I sat down for our date night movie expecting a respite from the mental sludge I find myself struggling under lately. Said sludge is thick, opaque and a mishmash of Important Big Things: family illness, school shootings, Republicans, hurricanes and Not As Important Smaller Things: I look tired, I want people to read my mind, my hair looks bad. Also, I am tired and my hair looks bad.
Stuff came up for me this summer just before turning 40, so I was hoping Judd Apatow and Company would get at some of those emotions in a funny and relevant way with his film “This is 40.” Being married for eight years, having young kids and retiring aged parents, being somewhat settled on paper but still feeling restless – I’ve found this time of life to be complex and compelling, fascinating and terrifying. A middle place, as its been called. I’m a parent but sometimes wish I could still be a child. I yearn for freedom and want less responsibility but realize I will only have to take on more as the years pass because of my choices and situation.
At 40, I think I have the components of what I want in life but find myself searching, and often feeling disappointed. I have been hearing many variations on the mid-life crisis theme in my own world: several friends questioning their sexuality, for example, one member of a couple becoming an extreme exercise fanatic, yet another losing a ton of weight and getting weird. I’ve heard amazing things: marathons run, television shows produced, books published. And terrible things: Cancer — every minute it seems.
So back to the movie. How was this not funny? What a hilarious time of life right?
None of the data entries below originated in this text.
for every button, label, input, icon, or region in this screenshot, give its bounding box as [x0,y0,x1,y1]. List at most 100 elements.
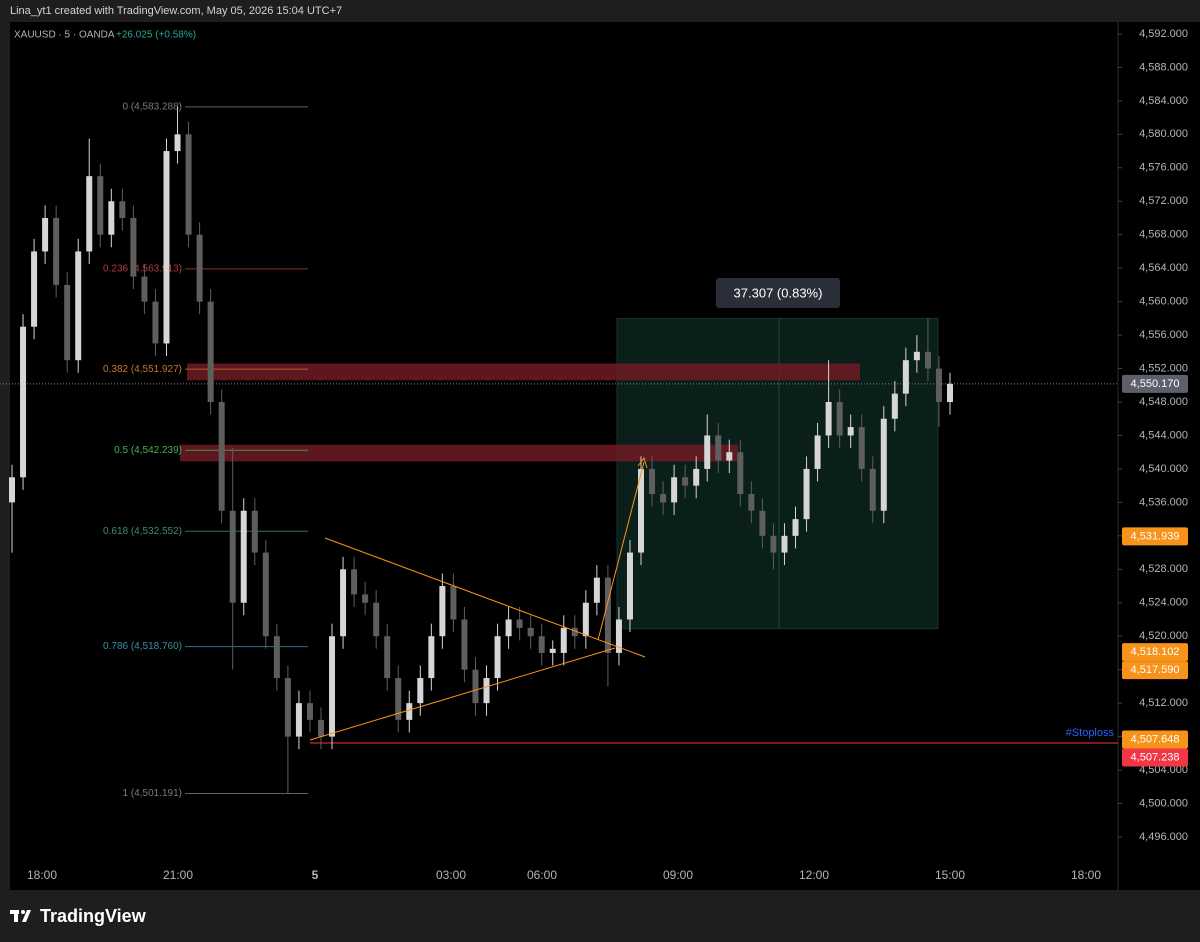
y-tick-label: 4,512.000 [1139,697,1188,709]
zone [180,444,738,462]
triangle-line [309,647,616,741]
candle-body [417,678,424,704]
x-tick-label: 06:00 [527,868,557,882]
candle-body [273,636,280,679]
candle-body [803,468,810,520]
price-label: 4,507.238 [1131,751,1180,763]
measure-label: 37.307 (0.83%) [734,285,823,300]
candle-body [119,201,126,218]
candle-body [880,418,887,511]
candle-body [163,151,170,344]
stoploss-label: #Stoploss [1066,727,1115,739]
candle-body [207,301,214,403]
candle-body [582,602,589,637]
candle-body [748,494,755,511]
candle-body [781,535,788,553]
arrow [597,461,645,641]
candle-body [218,402,225,511]
x-tick-label: 12:00 [799,868,829,882]
candle-body [9,477,15,503]
candle-body [891,393,898,419]
candle-body [130,217,137,277]
candle-body [671,477,678,503]
candle-body [262,552,269,637]
logo-part [14,910,18,922]
candle-body [869,468,876,511]
candle-body [549,648,556,653]
candle-body [571,627,578,637]
y-tick-label: 4,556.000 [1139,329,1188,341]
y-tick-label: 4,576.000 [1139,162,1188,174]
candle-body [693,468,700,486]
candle-body [483,678,490,704]
price-label-box [1122,730,1188,749]
candle-body [306,703,313,720]
candle-body [902,360,909,394]
fib-label: 1 (4,501.191) [123,788,183,799]
candle-body [53,217,60,285]
candle-body [450,586,457,620]
candle-body [20,326,27,478]
candle-body [439,586,446,637]
candle-body [362,594,369,603]
price-label-box [1122,374,1188,393]
candle-body [317,719,324,737]
candle-body [152,301,159,344]
y-tick-label: 4,528.000 [1139,563,1188,575]
candle-body [836,402,843,436]
zone [187,363,860,381]
x-tick-label: 18:00 [1071,868,1101,882]
candle-body [593,577,600,603]
y-tick-label: 4,568.000 [1139,229,1188,241]
candle-body [97,176,104,235]
candle-body [340,569,347,637]
candle-body [384,636,391,679]
candle-body [792,519,799,536]
candle-body [947,383,953,403]
candle-body [196,234,203,302]
measure-box [716,278,840,308]
y-tick-label: 4,584.000 [1139,95,1188,107]
y-tick-label: 4,560.000 [1139,296,1188,308]
candle-body [604,577,611,653]
drawings [309,456,648,741]
candle-body [229,510,236,603]
candle-body [516,619,523,628]
candle-body [935,368,942,403]
candle-body [858,427,865,469]
candle-body [185,134,192,235]
y-tick-label: 4,572.000 [1139,195,1188,207]
logo-part [22,910,31,922]
candle-body [251,510,258,553]
y-tick-label: 4,552.000 [1139,362,1188,374]
price-label: 4,507.648 [1131,733,1180,745]
overlay-layer: 4,496.0004,500.0004,504.0004,508.0004,51… [27,28,1188,882]
candle-body [494,636,501,679]
candle-body [737,452,744,495]
candle-body [406,703,413,720]
y-tick-label: 4,544.000 [1139,429,1188,441]
candle-body [847,427,854,436]
y-tick-label: 4,548.000 [1139,396,1188,408]
y-tick-label: 4,536.000 [1139,496,1188,508]
price-label: 4,518.102 [1131,646,1180,658]
candle-body [42,217,49,252]
price-label-box [1122,643,1188,662]
candle-body [461,619,468,670]
y-tick-label: 4,524.000 [1139,597,1188,609]
candle-body [704,435,711,469]
candle-body [726,452,733,461]
logo-part [21,910,25,914]
candle-body [560,627,567,653]
fib-label: 0.382 (4,551.927) [103,364,182,375]
caption: Lina_yt1 created with TradingView.com, M… [10,5,342,17]
candle-body [759,510,766,536]
candle-body [284,678,291,737]
candle-body [240,510,247,603]
fib-label: 0.236 (4,563.913) [103,264,182,275]
candle-body [373,602,380,637]
candle-body [649,468,656,495]
change: +26.025 (+0.58%) [116,30,196,41]
candle-body [770,535,777,553]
Yes, I nudged my husband at many moments that were scripted straight from our morning and evening routines, and laughed a few times at some of the mostly mean spirited jokes and the mocking therapy speak. But it was more of a bitter laugh than a belly laugh. These people were kind of awful. And strangely, every time Apatow had an opportunity for humor he let it end on a thud with something really dark or depressing. There was so much screaming at each other (mom and dad, daughter and daughter, daughter and mom, mom and daughter’s friend, daughter’s friend’s mom and mom) that at least 3 or 4 people walked out of our screening. They couldn’t take it.
People are criticizing “This Is 40” because of the clueless White People Problems of this family. They have money and groovy Hollywood jobs that allow them lots of free time for workouts — cool offices and boutiques with neon signs and ironic employees with mustaches. They drive fancy cars, go to a lovely private school, have personal trainers and houses too large for their needs.
It is hard to feel bad for them as they “struggle” with money, when the implication is that it will all be fine. I think this is mostly a distraction from the examination of a family and its values that could have had resonance. The beautiful house and great stylist Debbie (Leslie Mann) has for her perfect Cali-boho mom look is Hollywood movie crap that won’t trust an audience to deal with real emotions and problems without gloss. It is a missed opportunity to actually examine some of the ways people live beyond their means in order to “keep up”, just as I think Debbie’s focus on her (very beautiful, bordering on perfect) looks do not do any service to the issue of women aging gracefully. Lying about her age in the doctor’s office? That’s just stupid. Who is she, my Grandma Jeannie? And all the supposed jokes about sagging breasts and hemorrhoids and gynecologists and no feeling “down there.” True, yes, but funny? Nope, not funny.
(And by the way, where the hell is the couple from “Knocked Up” and the kid? How about a mention of their whereabouts perhaps? Are they on an ashram in India or is that the next prequel/sequel?)
I think this movie really tried. Tried to be meaningful and honest by examining mid life and being in the middle place and blaming your parents and ultimately forgiving them. Trying not to be a hag (wife) or be checked out on the IPad playing Scrabble (husband) and being grateful for what you have (children, everyone in the movie). It wanted to say something about our culture’s bi-polar desires for indulgence and then self-improvement without wanting to do any really difficult, sustaining work.
And it’s bothering me because if this movie was marketed as a comedy as the trailer for it falsely did, then it at least should have been entertaining and better edited. Either that, or be a freaking documentary, with some normal looking people and the actual dullness of real life. I’m annoyed that if the tone decided upon by the director and editor was to be mostly insufferable for 2 plus hours, that that fact should have been plainly stated in the brochure: WARNING: THIS MOVIE IS NOT FUNNY. NOT WORTH IT FOR YOUR VERY RARE DATE NIGHTS.
But the real problem with this movie is a lack of true goodness in this couple you are supposed to care about and that my husband and I would want to hang out with on a double date. I wouldn’t want to have dinner with Paul Rudd and Leslie Mann’s characters, because I know they’d be talking shit on us after the date. But I would like to know who her dermatologist is and who does her hair and fashion styling and how she buys all those workout clothes and pays the decorator and the housekeeper without knowing there isn’t money in the bank.
So maybe this is the point of the film. Distractions are good because they keep us from getting at the thing that’s difficult: life’s a bitch and then you turn 40 and then eventually, after a not so hilarious doctor’s office montage set to cool music by Fiona Apple and Ryan Adams, you die.